What to watch on Pharos
Signals that matter most
- 01
NAV-tag treatment on the peg table — `navToken: true` coins show "NAV" rather than bps in the peg-deviation column.
- 02
Reserve composition on `/stablecoin/[id]/` — these should be majority `very-low` risk (Treasuries, repos, cash). Anything else is unusual.
- 03
Redemption Backstop route family — most NAV tokens show `offchain-issuer` with bank-wire settlement; watch `settlementDelaySec`, `dailyLimitUsd`, `minRedeemUsd`, and `holderEligibility`.
- 04
Yield Score (PYS) on `/yield` — PYS rewards consistent Treasury-derived yield over reward-heavy or single-source-dependent venues.
- 05
`navToken` exclusion from DEWS — DEWS skips NAV tokens; the closest equivalent stress signal is the Redemption Backstop snapshot and issuer reserve cadence.
- 06
Proof-of-Reserves attestor tier and cadence on the detail page — `big4` with daily NAV is the gold standard for tokenized funds; `niche` is acceptable but slower to respond.
Tracked examples
Live coins using this design
- BUIDLBlackRock USD
BlackRock's institutional money-market fund issued under SEC Reg D. Majority short Treasuries with a repo and cash float. Custodied at BNY Mellon, administered by Securitize.
- BENJIFranklin OnChain U.S. Government Money Fund
On-chain share record for Franklin Templeton's FOBXX, an SEC-registered U.S. government money market fund.
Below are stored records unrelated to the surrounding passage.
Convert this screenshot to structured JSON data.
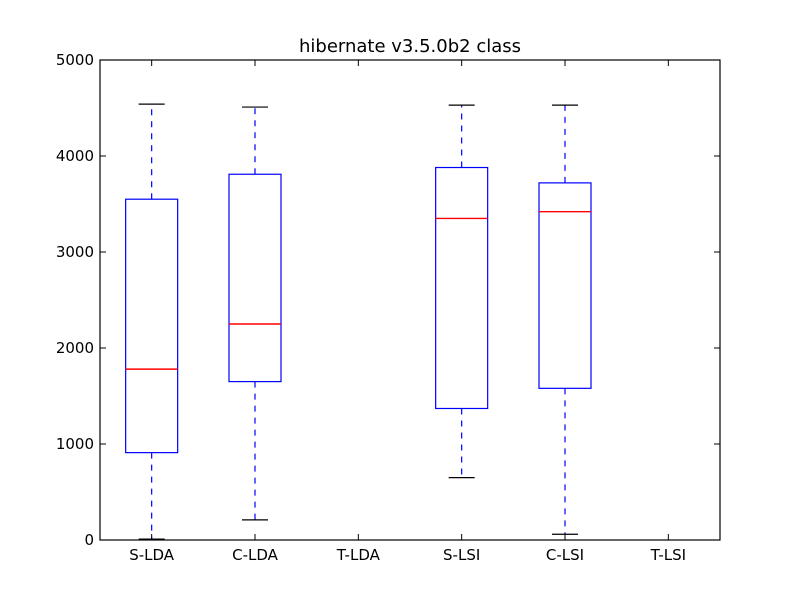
{
  "chart_data": {
    "type": "boxplot",
    "title": "hibernate v3.5.0b2 class",
    "xlabel": "",
    "ylabel": "",
    "categories": [
      "S-LDA",
      "C-LDA",
      "T-LDA",
      "S-LSI",
      "C-LSI",
      "T-LSI"
    ],
    "ylim": [
      0,
      5000
    ],
    "yticks": [
      0,
      1000,
      2000,
      3000,
      4000,
      5000
    ],
    "grid": false,
    "boxes": [
      {
        "category": "S-LDA",
        "whisker_low": 10,
        "q1": 910,
        "median": 1780,
        "q3": 3550,
        "whisker_high": 4540
      },
      {
        "category": "C-LDA",
        "whisker_low": 210,
        "q1": 1650,
        "median": 2250,
        "q3": 3810,
        "whisker_high": 4510
      },
      {
        "category": "T-LDA",
        "empty": true
      },
      {
        "category": "S-LSI",
        "whisker_low": 650,
        "q1": 1370,
        "median": 3350,
        "q3": 3880,
        "whisker_high": 4530
      },
      {
        "category": "C-LSI",
        "whisker_low": 60,
        "q1": 1580,
        "median": 3420,
        "q3": 3720,
        "whisker_high": 4530
      },
      {
        "category": "T-LSI",
        "empty": true
      }
    ],
    "colors": {
      "box": "#0000ff",
      "median": "#ff0000",
      "cap": "#000000",
      "axes": "#000000"
    }
  }
}
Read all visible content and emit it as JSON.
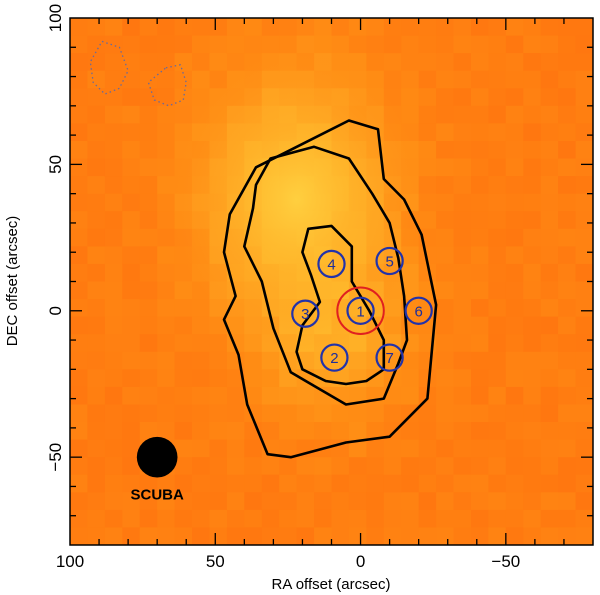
{
  "chart_data": {
    "type": "heatmap",
    "title": "",
    "xlabel": "RA offset (arcsec)",
    "ylabel": "DEC offset (arcsec)",
    "xlim": [
      100,
      -80
    ],
    "ylim": [
      -80,
      100
    ],
    "xticks": [
      100,
      50,
      0,
      -50
    ],
    "yticks": [
      100,
      50,
      0,
      -50
    ],
    "xtick_labels": [
      "100",
      "50",
      "0",
      "−50"
    ],
    "ytick_labels": [
      "100",
      "50",
      "0",
      "−50"
    ],
    "colormap": {
      "low": "#ff5a0a",
      "mid": "#ff8c14",
      "high": "#ffc833"
    },
    "emission_peak": {
      "x": 22,
      "y": 38
    },
    "contours": [
      {
        "level": 1,
        "style": "solid",
        "color": "#000000",
        "points": [
          [
            45,
            33
          ],
          [
            36,
            49
          ],
          [
            24,
            55
          ],
          [
            4,
            65
          ],
          [
            -6,
            62
          ],
          [
            -8,
            45
          ],
          [
            -15,
            38
          ],
          [
            -21,
            26
          ],
          [
            -26,
            2
          ],
          [
            -23,
            -30
          ],
          [
            -10,
            -43
          ],
          [
            5,
            -45
          ],
          [
            24,
            -50
          ],
          [
            32,
            -49
          ],
          [
            39,
            -32
          ],
          [
            42,
            -15
          ],
          [
            47,
            -3
          ],
          [
            43,
            5
          ],
          [
            47,
            20
          ]
        ]
      },
      {
        "level": 2,
        "style": "solid",
        "color": "#000000",
        "points": [
          [
            36,
            43
          ],
          [
            31,
            52
          ],
          [
            16,
            56
          ],
          [
            4,
            52
          ],
          [
            -4,
            40
          ],
          [
            -10,
            30
          ],
          [
            -13,
            18
          ],
          [
            -15,
            5
          ],
          [
            -16,
            -10
          ],
          [
            -13,
            -18
          ],
          [
            -8,
            -30
          ],
          [
            5,
            -32
          ],
          [
            24,
            -21
          ],
          [
            30,
            -6
          ],
          [
            34,
            10
          ],
          [
            40,
            22
          ],
          [
            37,
            35
          ]
        ]
      },
      {
        "level": 3,
        "style": "solid",
        "color": "#000000",
        "points": [
          [
            18,
            28
          ],
          [
            10,
            29
          ],
          [
            3,
            22
          ],
          [
            3,
            10
          ],
          [
            -3,
            0
          ],
          [
            -8,
            -10
          ],
          [
            -8,
            -20
          ],
          [
            -2,
            -24
          ],
          [
            5,
            -25
          ],
          [
            12,
            -24
          ],
          [
            20,
            -20
          ],
          [
            22,
            -14
          ],
          [
            20,
            -5
          ],
          [
            14,
            3
          ],
          [
            17,
            12
          ],
          [
            20,
            20
          ]
        ]
      },
      {
        "level": -1,
        "style": "dotted",
        "color": "#6a6a9a",
        "points": [
          [
            89,
            92
          ],
          [
            83,
            90
          ],
          [
            80,
            82
          ],
          [
            83,
            76
          ],
          [
            88,
            74
          ],
          [
            92,
            78
          ],
          [
            93,
            85
          ]
        ]
      },
      {
        "level": -1,
        "style": "dotted",
        "color": "#6a6a9a",
        "points": [
          [
            67,
            83
          ],
          [
            62,
            84
          ],
          [
            60,
            78
          ],
          [
            61,
            72
          ],
          [
            66,
            70
          ],
          [
            71,
            72
          ],
          [
            73,
            78
          ]
        ]
      }
    ],
    "sources": [
      {
        "label": "1",
        "x": 0,
        "y": 0
      },
      {
        "label": "2",
        "x": 9,
        "y": -16
      },
      {
        "label": "3",
        "x": 19,
        "y": -1
      },
      {
        "label": "4",
        "x": 10,
        "y": 16
      },
      {
        "label": "5",
        "x": -10,
        "y": 17
      },
      {
        "label": "6",
        "x": -20,
        "y": 0
      },
      {
        "label": "7",
        "x": -10,
        "y": -16
      }
    ],
    "source_circle_radius": 4.5,
    "target_circle": {
      "x": 0,
      "y": 0,
      "radius": 8,
      "color": "#e02020"
    },
    "beam": {
      "label": "SCUBA",
      "x": 70,
      "y": -50,
      "radius": 7
    }
  }
}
Stable $1.00 NAV; yield distributed by daily rebasing of share count.
- USDYOndo US Dollar Yield
NAV-appreciating dollar token backed by short Treasuries, iShares Short Treasury Bond ETF shares, and bank demand deposits. Permissioned for non-U.S. investors; bank-wire redemption at daily NAV.
- OUSGOndo OUSG
NAV-accreting share class for U.S. Qualified Purchasers. Reserves are mostly BUIDL with a smaller BlackRock FedFund and USDC liquidity float. Instant T+0 mint/redeem against USDC via OUSGInstantManager; whitelisted transfer only.
- USDTBEthena USDtb
Fiat-cash-style mint/redeem with reserves mostly in BUIDL plus a USDC float. Issued by Anchorage Digital Bank under OCC supervision. Designed as the calm reserve asset behind USDe.
Variations
Sub-flavors within the archetype
- Tokenized money-market funds with stable $1 NAV
- BENJI and similar share tokens operate as $1-stable funds where yield is paid out by rebasing share count. UX looks fiat-cash; the legal wrapper is a fund.
- NAV-accreting fund shares
- BUIDL, USDY, OUSG, and USYC let per-unit price drift up over time. Pharos flags these with `navToken` and shows "NAV" instead of bps on peg-deviation tables — price drift is signal, not depeg.
- Hybrid yield-bearing stablecoins
- USDtb (Ethena) and the M0-built family use T-Bill reserves to back a token that does target $1. The exit rail differs from a pure NAV token; the reserve mechanics are the same.